Two decades’ worth of late-night jokes and revisionist hot takes, however, have coated my feelings of affection in deep shame. (Just last month, “the iceberg that sank the Titanic” appeared in a bit on “Saturday Night Live,” lamenting, “Why are people still talking about this?”) The older I grew, the more my enduring admiration felt like some sort of clerical error in my development, a box I had accidentally checked on my application to adulthood. I told myself it was just a guilty pleasure. How could it be anything else? Saying “Titanic” is my favorite movie would be like saying my favorite painting is the “Mona Lisa”: It suggests a lack of discernment.
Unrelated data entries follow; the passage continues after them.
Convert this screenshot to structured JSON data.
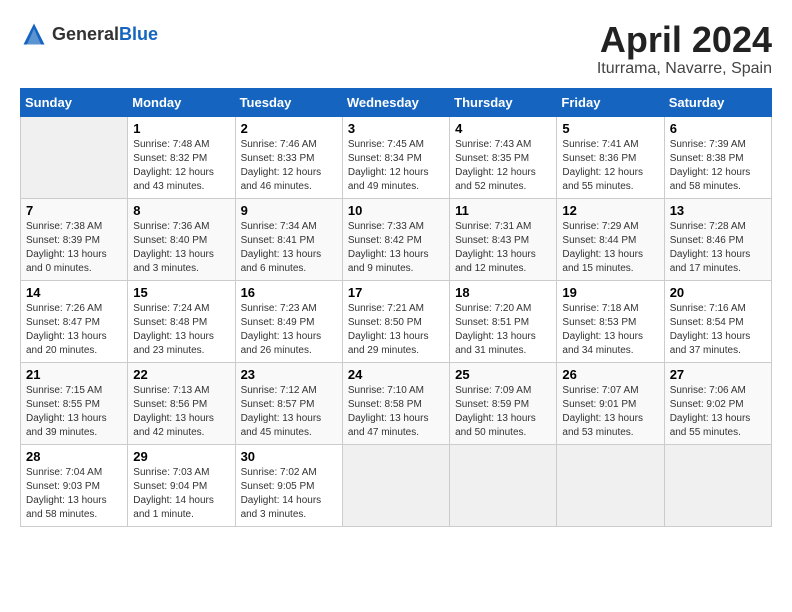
{
  "header": {
    "logo_general": "General",
    "logo_blue": "Blue",
    "month": "April 2024",
    "location": "Iturrama, Navarre, Spain"
  },
  "weekdays": [
    "Sunday",
    "Monday",
    "Tuesday",
    "Wednesday",
    "Thursday",
    "Friday",
    "Saturday"
  ],
  "weeks": [
    [
      {
        "day": "",
        "sunrise": "",
        "sunset": "",
        "daylight": ""
      },
      {
        "day": "1",
        "sunrise": "Sunrise: 7:48 AM",
        "sunset": "Sunset: 8:32 PM",
        "daylight": "Daylight: 12 hours and 43 minutes."
      },
      {
        "day": "2",
        "sunrise": "Sunrise: 7:46 AM",
        "sunset": "Sunset: 8:33 PM",
        "daylight": "Daylight: 12 hours and 46 minutes."
      },
      {
        "day": "3",
        "sunrise": "Sunrise: 7:45 AM",
        "sunset": "Sunset: 8:34 PM",
        "daylight": "Daylight: 12 hours and 49 minutes."
      },
      {
        "day": "4",
        "sunrise": "Sunrise: 7:43 AM",
        "sunset": "Sunset: 8:35 PM",
        "daylight": "Daylight: 12 hours and 52 minutes."
      },
      {
        "day": "5",
        "sunrise": "Sunrise: 7:41 AM",
        "sunset": "Sunset: 8:36 PM",
        "daylight": "Daylight: 12 hours and 55 minutes."
      },
      {
        "day": "6",
        "sunrise": "Sunrise: 7:39 AM",
        "sunset": "Sunset: 8:38 PM",
        "daylight": "Daylight: 12 hours and 58 minutes."
      }
    ],
    [
      {
        "day": "7",
        "sunrise": "Sunrise: 7:38 AM",
        "sunset": "Sunset: 8:39 PM",
        "daylight": "Daylight: 13 hours and 0 minutes."
      },
      {
        "day": "8",
        "sunrise": "Sunrise: 7:36 AM",
        "sunset": "Sunset: 8:40 PM",
        "daylight": "Daylight: 13 hours and 3 minutes."
      },
      {
        "day": "9",
        "sunrise": "Sunrise: 7:34 AM",
        "sunset": "Sunset: 8:41 PM",
        "daylight": "Daylight: 13 hours and 6 minutes."
      },
      {
        "day": "10",
        "sunrise": "Sunrise: 7:33 AM",
        "sunset": "Sunset: 8:42 PM",
        "daylight": "Daylight: 13 hours and 9 minutes."
      },
      {
        "day": "11",
        "sunrise": "Sunrise: 7:31 AM",
        "sunset": "Sunset: 8:43 PM",
        "daylight": "Daylight: 13 hours and 12 minutes."
      },
      {
        "day": "12",
        "sunrise": "Sunrise: 7:29 AM",
        "sunset": "Sunset: 8:44 PM",
        "daylight": "Daylight: 13 hours and 15 minutes."
      },
      {
        "day": "13",
        "sunrise": "Sunrise: 7:28 AM",
        "sunset": "Sunset: 8:46 PM",
        "daylight": "Daylight: 13 hours and 17 minutes."
      }
    ],
    [
      {
        "day": "14",
        "sunrise": "Sunrise: 7:26 AM",
        "sunset": "Sunset: 8:47 PM",
        "daylight": "Daylight: 13 hours and 20 minutes."
      },
      {
        "day": "15",
        "sunrise": "Sunrise: 7:24 AM",
        "sunset": "Sunset: 8:48 PM",
        "daylight": "Daylight: 13 hours and 23 minutes."
      },
      {
        "day": "16",
        "sunrise": "Sunrise: 7:23 AM",
        "sunset": "Sunset: 8:49 PM",
        "daylight": "Daylight: 13 hours and 26 minutes."
      },
      {
        "day": "17",
        "sunrise": "Sunrise: 7:21 AM",
        "sunset": "Sunset: 8:50 PM",
        "daylight": "Daylight: 13 hours and 29 minutes."
      },
      {
        "day": "18",
        "sunrise": "Sunrise: 7:20 AM",
        "sunset": "Sunset: 8:51 PM",
        "daylight": "Daylight: 13 hours and 31 minutes."
      },
      {
        "day": "19",
        "sunrise": "Sunrise: 7:18 AM",
        "sunset": "Sunset: 8:53 PM",
        "daylight": "Daylight: 13 hours and 34 minutes."
      },
      {
        "day": "20",
        "sunrise": "Sunrise: 7:16 AM",
        "sunset": "Sunset: 8:54 PM",
        "daylight": "Daylight: 13 hours and 37 minutes."
      }
    ],
    [
      {
        "day": "21",
        "sunrise": "Sunrise: 7:15 AM",
        "sunset": "Sunset: 8:55 PM",
        "daylight": "Daylight: 13 hours and 39 minutes."
      },
      {
        "day": "22",
        "sunrise": "Sunrise: 7:13 AM",
        "sunset": "Sunset: 8:56 PM",
        "daylight": "Daylight: 13 hours and 42 minutes."
      },
      {
        "day": "23",
        "sunrise": "Sunrise: 7:12 AM",
        "sunset": "Sunset: 8:57 PM",
        "daylight": "Daylight: 13 hours and 45 minutes."
      },
      {
        "day": "24",
        "sunrise": "Sunrise: 7:10 AM",
        "sunset": "Sunset: 8:58 PM",
        "daylight": "Daylight: 13 hours and 47 minutes."
      },
      {
        "day": "25",
        "sunrise": "Sunrise: 7:09 AM",
        "sunset": "Sunset: 8:59 PM",
        "daylight": "Daylight: 13 hours and 50 minutes."
      },
      {
        "day": "26",
        "sunrise": "Sunrise: 7:07 AM",
        "sunset": "Sunset: 9:01 PM",
        "daylight": "Daylight: 13 hours and 53 minutes."
      },
      {
        "day": "27",
        "sunrise": "Sunrise: 7:06 AM",
        "sunset": "Sunset: 9:02 PM",
        "daylight": "Daylight: 13 hours and 55 minutes."
      }
    ],
    [
      {
        "day": "28",
        "sunrise": "Sunrise: 7:04 AM",
        "sunset": "Sunset: 9:03 PM",
        "daylight": "Daylight: 13 hours and 58 minutes."
      },
      {
        "day": "29",
        "sunrise": "Sunrise: 7:03 AM",
        "sunset": "Sunset: 9:04 PM",
        "daylight": "Daylight: 14 hours and 1 minute."
      },
      {
        "day": "30",
        "sunrise": "Sunrise: 7:02 AM",
        "sunset": "Sunset: 9:05 PM",
        "daylight": "Daylight: 14 hours and 3 minutes."
      },
      {
        "day": "",
        "sunrise": "",
        "sunset": "",
        "daylight": ""
      },
      {
        "day": "",
        "sunrise": "",
        "sunset": "",
        "daylight": ""
      },
      {
        "day": "",
        "sunrise": "",
        "sunset": "",
        "daylight": ""
      },
      {
        "day": "",
        "sunrise": "",
        "sunset": "",
        "daylight": ""
      }
    ]
  ]
}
But for me, the movie’s broadness is kind of the point. What snarky critics don’t appreciate is that the movie is a meme because it is a masterpiece. The film has become a cultural shorthand, a way of talking about ideas that are bigger than ourselves — mythic themes of hubris, love and tragedy — while also making a joke. (Has any line captured our collective quarantine mood more than that old chestnut, “It’s been 84 years ...”?) It also won 11 Oscars.
This past January, I decided, for the first time in a decade, to watch the movie from start to finish. When I was young — in my Tape 1 years — I was dazzled by the film’s spectacle. And yes, watching again, I fell for it in all the old ways: Jack’s good looks, Rose’s Edwardian walking suit, the allure of a real party. But as the camera panned over the sleeping elderly Rose, I broke into sobs seeing the pictures of her post-Titanic life — riding horses on the beach, climbing onto a flying machine dressed in Amelia Earheart cosplay, posing in an on-set glamour shot.
After a year of great loss, the pathos of that moment hit me differently. Never mind her heart — her life went on. She survived a disaster and ended up living a life so full that the experience became just a memory. It was the message in a bottle I needed, one of many that “Titanic” has sent my way over the years. I imagine I’ll be receiving these messages forever — even as an old lady, warm in her bed.
Jessie Heyman is executive editor of Vogue.com.